Research unveils AI overreliance on memorisation

MIT CSAIL research reveals that large language models (LLMs) excel in familiar tasks but struggle in novel scenarios, highlighting their reliance on memorisation rather than true reasoning abilities.

Robot, Face, Head, Person, AI, memory, memorization, problem solving

Recent research from MIT’s Computer Science and Artificial Intelligence Laboratory (CSAIL) has uncovered significant insights into the capabilities of large language models (LLMs). The study found that while LLMs excel in familiar scenarios, they struggle with novel tasks, raising questions about their true reasoning abilities versus reliance on memorisation.

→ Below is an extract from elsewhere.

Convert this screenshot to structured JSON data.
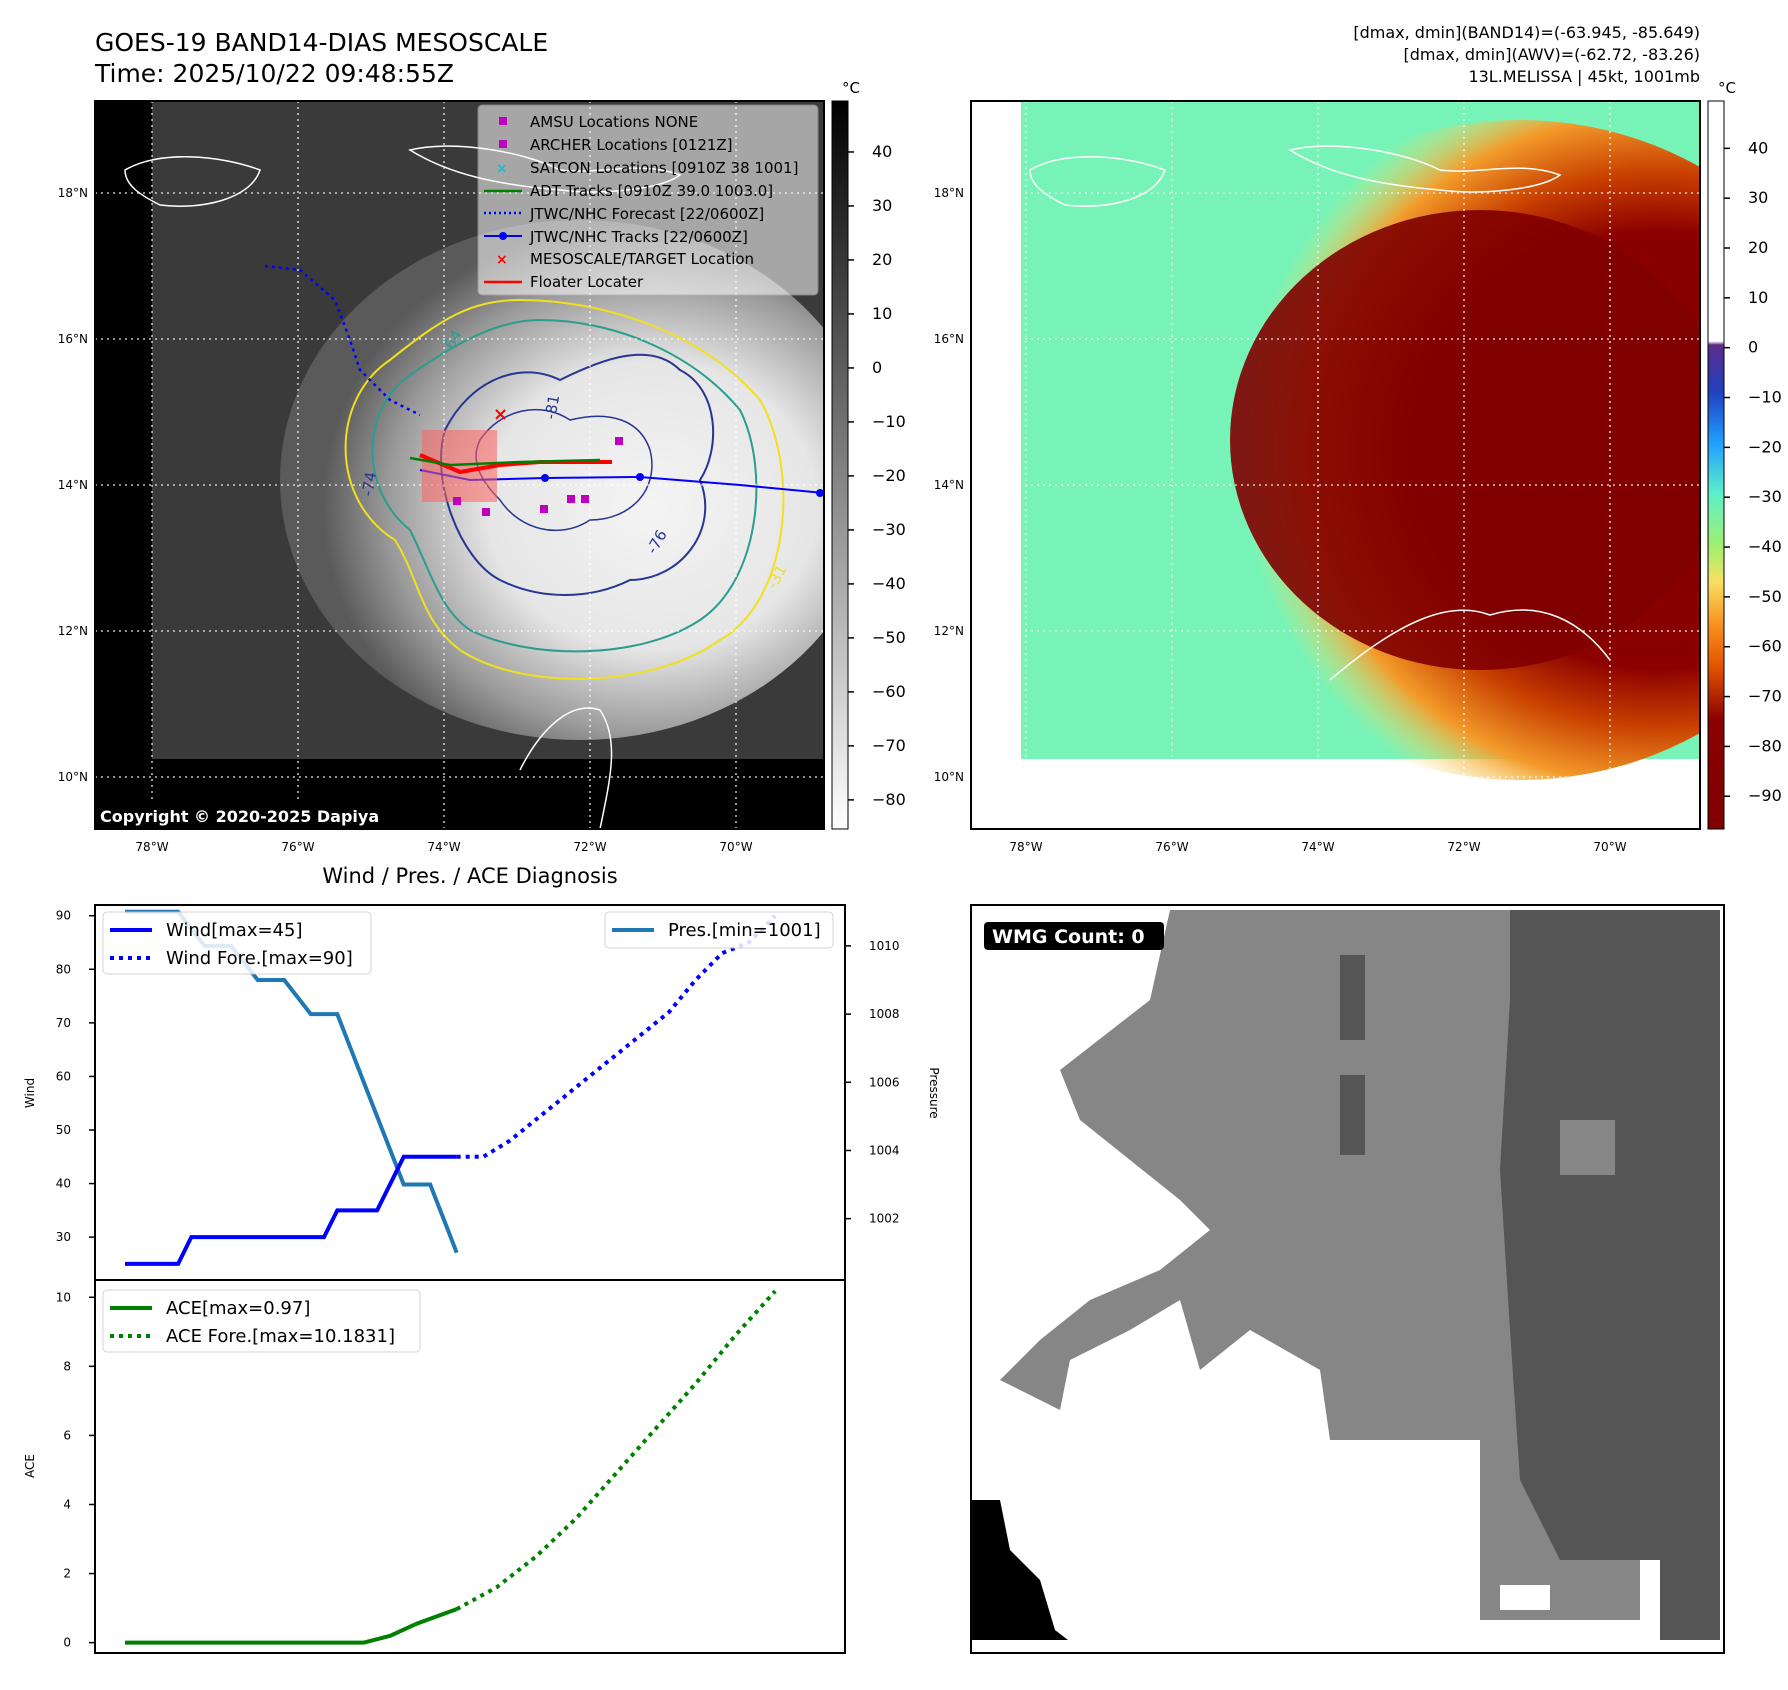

The researchers compared LLMs’ performance on common tasks to hypothetical scenarios that deviated from their training data. For instance, models like GPT-4 showed proficiency in arithmetic using base-10 but faltered with other number bases, indicating a lack of generalisable addition skills. The pattern was consistent across various tasks, including spatial reasoning and chess, where models performed no better than random guessing in unfamiliar settings.

Lead author Zhaofeng Wu emphasised the importance of these findings, noting that as AI becomes more integrated into society, it must handle diverse scenarios reliably. The study’s insights aim to inform the development of more adaptable and robust future LLMs. The team plans to expand their research to include more complex and varied tasks, further exploring AI’s limitations and improving interpretability.

Supported by the MIT–IBM Watson AI Lab, the MIT Quest for Intelligence, and the National Science Foundation, the study was presented at the North American Chapter of the Association for Computational Linguistics (NAACL).